YAŞAR OKUYAN'DAN "ELİMDE AKŞENER HAKKINDA DOSYALAR VAR" BOMBASI
Adaylık tartışmasına boyut kazandıran Eski Çalışma ve Sosyal Güvenlik Bakanı CHP'li Yaşar Okuyan, katıldığı bir programda İYİ Parti Genel Başkanı Meral Akşener hakkında "O masayı dağıttığı anda ben ve benim neslimin söyleyecekleri var. Belgeler var, dosyalar var. Konuşturtmasın beni. Çok net söylüyorum, Kılıçdaroğlu'nun adaylığıyla ilgili partisinin içinden negatif konuşmaların hepsi bilgisi dahilinde oluyor." demişti.
Okuyan sözlerine şu şekilde devam etmişti:
6'lı masayı dağıtır, Kılıçdaroğlu'nun adaylığına aklınca bir terslik yaparsa ben de burada söylüyorum, sen de seçime gir, kim sevinir buna? AK Parti. Bunu düşünemeyecek kadar siyasi tecrübesi yok mu?"

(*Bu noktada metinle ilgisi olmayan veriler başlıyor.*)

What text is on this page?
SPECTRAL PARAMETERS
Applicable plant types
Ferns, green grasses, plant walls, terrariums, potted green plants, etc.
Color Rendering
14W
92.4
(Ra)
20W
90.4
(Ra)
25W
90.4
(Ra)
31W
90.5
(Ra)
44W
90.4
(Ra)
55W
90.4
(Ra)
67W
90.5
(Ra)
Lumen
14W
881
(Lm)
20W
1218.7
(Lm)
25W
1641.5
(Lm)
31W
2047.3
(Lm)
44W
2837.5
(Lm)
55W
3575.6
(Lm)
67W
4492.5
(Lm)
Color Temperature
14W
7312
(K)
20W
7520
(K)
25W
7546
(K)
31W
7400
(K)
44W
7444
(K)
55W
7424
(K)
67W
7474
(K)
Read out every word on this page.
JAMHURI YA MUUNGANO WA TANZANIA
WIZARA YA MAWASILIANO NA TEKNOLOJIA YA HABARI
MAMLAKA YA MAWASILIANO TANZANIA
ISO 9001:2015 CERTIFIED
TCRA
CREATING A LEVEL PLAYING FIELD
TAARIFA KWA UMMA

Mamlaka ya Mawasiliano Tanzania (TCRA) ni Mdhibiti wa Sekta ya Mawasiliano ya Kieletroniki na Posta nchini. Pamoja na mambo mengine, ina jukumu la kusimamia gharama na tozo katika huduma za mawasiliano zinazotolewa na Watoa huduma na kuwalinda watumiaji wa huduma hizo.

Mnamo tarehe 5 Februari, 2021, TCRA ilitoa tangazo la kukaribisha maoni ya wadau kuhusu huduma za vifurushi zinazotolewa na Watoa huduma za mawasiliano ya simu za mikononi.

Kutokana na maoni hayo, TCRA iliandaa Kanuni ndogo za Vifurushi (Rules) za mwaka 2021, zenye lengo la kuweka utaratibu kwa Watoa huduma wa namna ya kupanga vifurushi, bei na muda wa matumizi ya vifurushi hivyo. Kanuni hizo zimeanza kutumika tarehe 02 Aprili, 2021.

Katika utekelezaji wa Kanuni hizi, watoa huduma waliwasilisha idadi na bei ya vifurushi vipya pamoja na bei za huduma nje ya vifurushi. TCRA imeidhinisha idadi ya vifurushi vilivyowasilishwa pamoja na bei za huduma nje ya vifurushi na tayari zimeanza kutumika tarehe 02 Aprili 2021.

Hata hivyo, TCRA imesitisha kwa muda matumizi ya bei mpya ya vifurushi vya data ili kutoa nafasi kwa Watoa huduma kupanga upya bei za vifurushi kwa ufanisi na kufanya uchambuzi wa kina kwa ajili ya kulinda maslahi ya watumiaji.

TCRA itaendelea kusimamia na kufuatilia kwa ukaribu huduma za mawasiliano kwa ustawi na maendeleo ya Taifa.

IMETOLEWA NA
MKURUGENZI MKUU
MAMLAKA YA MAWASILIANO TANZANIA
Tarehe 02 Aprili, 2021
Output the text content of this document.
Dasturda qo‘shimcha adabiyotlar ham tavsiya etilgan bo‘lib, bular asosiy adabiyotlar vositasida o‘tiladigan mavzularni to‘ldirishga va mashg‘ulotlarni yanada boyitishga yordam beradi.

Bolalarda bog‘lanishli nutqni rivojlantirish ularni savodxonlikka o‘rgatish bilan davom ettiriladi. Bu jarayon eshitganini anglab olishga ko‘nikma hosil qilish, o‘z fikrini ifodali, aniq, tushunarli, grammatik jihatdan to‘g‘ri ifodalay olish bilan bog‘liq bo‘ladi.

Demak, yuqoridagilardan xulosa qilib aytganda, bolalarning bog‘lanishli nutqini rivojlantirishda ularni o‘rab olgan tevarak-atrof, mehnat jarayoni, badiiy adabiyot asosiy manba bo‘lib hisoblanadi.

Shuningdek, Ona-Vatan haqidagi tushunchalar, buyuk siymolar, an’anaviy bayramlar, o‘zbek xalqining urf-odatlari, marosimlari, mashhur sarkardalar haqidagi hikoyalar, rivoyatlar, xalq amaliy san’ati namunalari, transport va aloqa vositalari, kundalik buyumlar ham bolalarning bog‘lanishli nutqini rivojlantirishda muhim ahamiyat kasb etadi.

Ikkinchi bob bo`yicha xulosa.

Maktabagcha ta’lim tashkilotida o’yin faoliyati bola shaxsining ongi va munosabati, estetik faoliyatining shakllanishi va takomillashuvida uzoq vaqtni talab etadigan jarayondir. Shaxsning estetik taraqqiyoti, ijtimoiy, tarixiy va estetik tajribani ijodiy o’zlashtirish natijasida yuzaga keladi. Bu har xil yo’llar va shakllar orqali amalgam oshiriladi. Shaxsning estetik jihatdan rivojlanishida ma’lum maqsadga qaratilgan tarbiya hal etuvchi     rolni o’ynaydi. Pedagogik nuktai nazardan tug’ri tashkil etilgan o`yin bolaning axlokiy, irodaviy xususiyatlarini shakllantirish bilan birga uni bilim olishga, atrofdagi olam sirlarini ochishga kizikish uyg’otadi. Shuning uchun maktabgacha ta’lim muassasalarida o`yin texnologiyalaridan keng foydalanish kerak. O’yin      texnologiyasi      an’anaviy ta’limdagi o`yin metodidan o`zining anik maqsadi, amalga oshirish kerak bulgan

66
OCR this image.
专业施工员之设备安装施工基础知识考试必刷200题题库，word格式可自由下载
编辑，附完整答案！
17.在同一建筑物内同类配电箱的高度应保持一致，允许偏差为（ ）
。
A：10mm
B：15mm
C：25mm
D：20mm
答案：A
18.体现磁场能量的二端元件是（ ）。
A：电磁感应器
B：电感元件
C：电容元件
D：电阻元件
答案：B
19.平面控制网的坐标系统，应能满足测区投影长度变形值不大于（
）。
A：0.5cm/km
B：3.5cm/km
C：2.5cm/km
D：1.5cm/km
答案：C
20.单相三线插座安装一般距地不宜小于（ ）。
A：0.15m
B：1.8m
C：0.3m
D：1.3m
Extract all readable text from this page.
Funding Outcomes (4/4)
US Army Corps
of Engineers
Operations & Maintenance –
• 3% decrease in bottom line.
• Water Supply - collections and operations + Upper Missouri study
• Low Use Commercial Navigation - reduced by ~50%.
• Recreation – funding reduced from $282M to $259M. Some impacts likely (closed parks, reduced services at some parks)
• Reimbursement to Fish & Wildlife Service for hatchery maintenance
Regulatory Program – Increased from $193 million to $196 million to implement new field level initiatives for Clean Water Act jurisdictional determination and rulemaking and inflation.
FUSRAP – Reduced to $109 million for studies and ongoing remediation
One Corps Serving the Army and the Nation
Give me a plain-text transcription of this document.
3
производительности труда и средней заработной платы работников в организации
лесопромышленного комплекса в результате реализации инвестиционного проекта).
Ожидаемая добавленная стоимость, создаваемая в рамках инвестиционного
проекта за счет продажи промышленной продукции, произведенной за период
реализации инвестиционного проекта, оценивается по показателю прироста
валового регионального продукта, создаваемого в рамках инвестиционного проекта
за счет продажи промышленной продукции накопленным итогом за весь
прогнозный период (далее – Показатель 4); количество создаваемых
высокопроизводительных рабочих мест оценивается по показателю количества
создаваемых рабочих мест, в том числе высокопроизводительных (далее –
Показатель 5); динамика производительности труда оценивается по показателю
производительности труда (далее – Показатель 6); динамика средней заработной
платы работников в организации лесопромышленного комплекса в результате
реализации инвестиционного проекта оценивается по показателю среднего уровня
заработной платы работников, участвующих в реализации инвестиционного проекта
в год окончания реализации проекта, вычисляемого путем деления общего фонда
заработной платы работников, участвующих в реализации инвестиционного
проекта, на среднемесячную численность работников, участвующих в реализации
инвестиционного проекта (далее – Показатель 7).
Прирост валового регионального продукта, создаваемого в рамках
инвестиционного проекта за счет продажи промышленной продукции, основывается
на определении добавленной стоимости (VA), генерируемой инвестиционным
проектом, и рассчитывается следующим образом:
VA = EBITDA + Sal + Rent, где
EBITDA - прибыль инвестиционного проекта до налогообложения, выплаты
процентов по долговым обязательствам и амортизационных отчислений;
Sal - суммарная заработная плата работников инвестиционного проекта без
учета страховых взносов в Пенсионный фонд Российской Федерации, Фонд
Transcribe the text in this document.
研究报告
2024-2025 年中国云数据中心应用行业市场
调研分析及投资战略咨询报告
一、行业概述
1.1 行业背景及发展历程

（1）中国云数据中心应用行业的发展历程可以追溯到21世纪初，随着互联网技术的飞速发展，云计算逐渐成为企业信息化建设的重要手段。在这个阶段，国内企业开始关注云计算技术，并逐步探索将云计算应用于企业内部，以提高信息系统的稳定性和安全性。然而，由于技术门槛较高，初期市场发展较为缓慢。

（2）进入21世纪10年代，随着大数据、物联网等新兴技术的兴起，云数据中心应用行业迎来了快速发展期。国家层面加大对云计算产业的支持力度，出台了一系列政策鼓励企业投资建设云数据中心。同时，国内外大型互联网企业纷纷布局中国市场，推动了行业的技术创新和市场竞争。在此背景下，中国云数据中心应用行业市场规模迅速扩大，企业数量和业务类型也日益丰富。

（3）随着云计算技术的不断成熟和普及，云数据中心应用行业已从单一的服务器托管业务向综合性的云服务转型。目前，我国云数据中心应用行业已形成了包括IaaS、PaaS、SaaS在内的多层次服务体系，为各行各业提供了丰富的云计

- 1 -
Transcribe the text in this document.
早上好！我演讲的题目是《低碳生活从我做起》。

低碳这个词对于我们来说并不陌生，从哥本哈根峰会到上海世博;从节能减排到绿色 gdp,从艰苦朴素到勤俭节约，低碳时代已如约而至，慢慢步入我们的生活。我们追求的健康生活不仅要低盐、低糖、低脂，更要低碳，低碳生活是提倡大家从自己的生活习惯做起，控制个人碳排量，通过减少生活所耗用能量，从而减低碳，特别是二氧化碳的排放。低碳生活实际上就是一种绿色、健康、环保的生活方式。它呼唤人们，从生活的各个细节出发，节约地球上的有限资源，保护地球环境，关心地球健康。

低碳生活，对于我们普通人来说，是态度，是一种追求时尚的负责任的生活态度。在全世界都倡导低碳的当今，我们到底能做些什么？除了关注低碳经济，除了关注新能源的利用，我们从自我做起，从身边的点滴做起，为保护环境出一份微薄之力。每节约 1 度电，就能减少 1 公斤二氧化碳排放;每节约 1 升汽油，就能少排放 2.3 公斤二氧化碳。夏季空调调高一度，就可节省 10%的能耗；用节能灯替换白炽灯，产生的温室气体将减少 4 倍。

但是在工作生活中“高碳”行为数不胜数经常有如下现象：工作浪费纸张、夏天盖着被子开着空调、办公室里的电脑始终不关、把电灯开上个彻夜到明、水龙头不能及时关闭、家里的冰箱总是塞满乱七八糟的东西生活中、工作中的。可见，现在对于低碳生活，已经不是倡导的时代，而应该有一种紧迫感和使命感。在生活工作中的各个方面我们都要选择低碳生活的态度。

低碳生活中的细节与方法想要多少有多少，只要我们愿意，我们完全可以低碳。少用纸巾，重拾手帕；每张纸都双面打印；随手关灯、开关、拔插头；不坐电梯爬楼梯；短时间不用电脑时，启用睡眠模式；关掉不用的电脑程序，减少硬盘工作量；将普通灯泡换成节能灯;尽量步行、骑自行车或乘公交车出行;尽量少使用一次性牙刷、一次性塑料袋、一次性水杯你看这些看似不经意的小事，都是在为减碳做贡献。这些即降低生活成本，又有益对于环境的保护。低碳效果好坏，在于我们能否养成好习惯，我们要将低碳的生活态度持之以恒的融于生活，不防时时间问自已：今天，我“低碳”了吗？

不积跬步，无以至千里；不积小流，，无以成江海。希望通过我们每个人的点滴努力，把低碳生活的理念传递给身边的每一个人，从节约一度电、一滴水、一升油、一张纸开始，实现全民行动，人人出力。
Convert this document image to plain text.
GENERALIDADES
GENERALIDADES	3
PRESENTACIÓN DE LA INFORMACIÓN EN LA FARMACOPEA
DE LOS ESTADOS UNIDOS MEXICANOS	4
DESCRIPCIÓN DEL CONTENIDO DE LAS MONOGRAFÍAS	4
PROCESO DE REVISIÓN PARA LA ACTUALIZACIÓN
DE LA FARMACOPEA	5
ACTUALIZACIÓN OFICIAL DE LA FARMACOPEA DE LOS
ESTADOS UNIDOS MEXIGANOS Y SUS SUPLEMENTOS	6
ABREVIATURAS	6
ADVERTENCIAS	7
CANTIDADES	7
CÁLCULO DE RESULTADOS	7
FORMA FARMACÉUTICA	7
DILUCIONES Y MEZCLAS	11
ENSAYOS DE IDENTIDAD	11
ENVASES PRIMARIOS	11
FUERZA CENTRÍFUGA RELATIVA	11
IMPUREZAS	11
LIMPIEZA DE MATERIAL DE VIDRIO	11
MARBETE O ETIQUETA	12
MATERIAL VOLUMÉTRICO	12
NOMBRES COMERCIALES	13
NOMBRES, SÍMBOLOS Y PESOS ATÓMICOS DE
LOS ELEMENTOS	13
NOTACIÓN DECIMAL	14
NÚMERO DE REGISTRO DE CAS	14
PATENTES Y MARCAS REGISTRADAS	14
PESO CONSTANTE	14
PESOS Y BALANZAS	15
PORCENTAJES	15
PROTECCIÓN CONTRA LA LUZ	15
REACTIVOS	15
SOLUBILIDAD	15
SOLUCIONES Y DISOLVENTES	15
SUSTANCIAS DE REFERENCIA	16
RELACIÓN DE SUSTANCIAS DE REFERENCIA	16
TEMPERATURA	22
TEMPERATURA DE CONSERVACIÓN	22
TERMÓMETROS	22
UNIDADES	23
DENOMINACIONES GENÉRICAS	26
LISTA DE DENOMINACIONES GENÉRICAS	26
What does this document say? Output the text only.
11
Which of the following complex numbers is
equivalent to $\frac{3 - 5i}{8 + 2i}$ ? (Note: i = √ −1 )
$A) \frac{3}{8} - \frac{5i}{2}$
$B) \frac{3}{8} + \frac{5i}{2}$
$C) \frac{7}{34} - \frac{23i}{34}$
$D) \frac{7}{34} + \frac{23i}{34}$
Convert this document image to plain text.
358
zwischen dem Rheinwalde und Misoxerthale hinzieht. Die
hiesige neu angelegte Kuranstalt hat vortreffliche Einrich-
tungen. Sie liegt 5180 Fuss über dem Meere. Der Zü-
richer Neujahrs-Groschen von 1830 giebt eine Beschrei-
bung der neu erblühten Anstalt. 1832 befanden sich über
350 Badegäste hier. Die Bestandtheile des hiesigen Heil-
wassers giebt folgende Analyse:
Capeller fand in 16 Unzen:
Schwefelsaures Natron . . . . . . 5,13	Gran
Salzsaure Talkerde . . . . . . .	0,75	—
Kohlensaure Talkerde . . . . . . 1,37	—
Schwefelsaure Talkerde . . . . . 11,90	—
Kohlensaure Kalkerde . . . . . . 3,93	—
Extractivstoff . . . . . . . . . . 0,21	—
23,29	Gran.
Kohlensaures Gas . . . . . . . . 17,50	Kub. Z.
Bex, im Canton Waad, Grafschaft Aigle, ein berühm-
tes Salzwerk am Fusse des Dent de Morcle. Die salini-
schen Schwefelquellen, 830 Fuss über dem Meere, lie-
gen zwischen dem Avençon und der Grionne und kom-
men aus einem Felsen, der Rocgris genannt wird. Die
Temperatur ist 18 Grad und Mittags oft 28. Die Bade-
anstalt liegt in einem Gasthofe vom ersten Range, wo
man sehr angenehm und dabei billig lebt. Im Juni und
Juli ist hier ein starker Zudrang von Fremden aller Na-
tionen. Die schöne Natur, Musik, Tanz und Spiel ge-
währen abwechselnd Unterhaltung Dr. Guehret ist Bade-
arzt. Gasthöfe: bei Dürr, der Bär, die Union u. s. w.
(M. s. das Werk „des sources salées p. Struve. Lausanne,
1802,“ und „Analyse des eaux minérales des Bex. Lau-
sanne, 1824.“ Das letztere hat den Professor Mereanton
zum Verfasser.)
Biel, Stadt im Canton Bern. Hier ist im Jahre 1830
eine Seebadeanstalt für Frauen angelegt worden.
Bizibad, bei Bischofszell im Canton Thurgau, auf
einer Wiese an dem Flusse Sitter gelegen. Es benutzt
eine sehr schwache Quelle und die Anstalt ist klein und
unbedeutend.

"MERAL HANIM İLE İLGİLİ KILIÇDAROĞLU'NA BİR DOSYA VERDİM"
Okuyan sözlerini şöyle sürdürdü:
"Yaptığı bir iş kime yarıyor ben ona bakarım. Sen 6'lı masayı zora sokacak bir şeyi yapıyorsan, bu kime yarar? Olay 13 Şubat'ta başlayacak. Diğer partilerin tutumlarını da biliyorum 6'lı masa içinde. İyi Parti'nin de ne yapacağını görüyorum. Kılıçdaroğlu'na ben bunu 1 sene önce masa kurulurken söyledim. 3 gün önce de hatırlattım ve ona bir dosya verdim. Meral Hanım ile ilgili bir dosya verdim. O kullanmayacak onu ben kullanacağım."
BOMBA GÖRÜŞME: KEMAL KILIÇDAROĞLU VE YAŞAR OKUYAN
Yaşananlar 6'lı koalisyonu sallarken bomba bir temas daha ortaya çıktı. Kemal Kılıçdaroğlu'nun, "Meral Akşener'le ilgili elimde belgeler ve dosyalar var. Masayı dağıttığı an açıklarım." diyen Yaşar Okuyan ile görüştüğü ortaya çıktı.
Okuyan Twitter üzerinden görüşmeye ilişkin görüntüler paylaşırken, "Bugün CHP Genel Başkanı Sayın Kemal Kılıçdaroğlu ile yarım saati aşan bir süre TBMM'de ki CHP Grup odasında görüştük. Deprem ve seçimleri ele aldık." notunu düştü.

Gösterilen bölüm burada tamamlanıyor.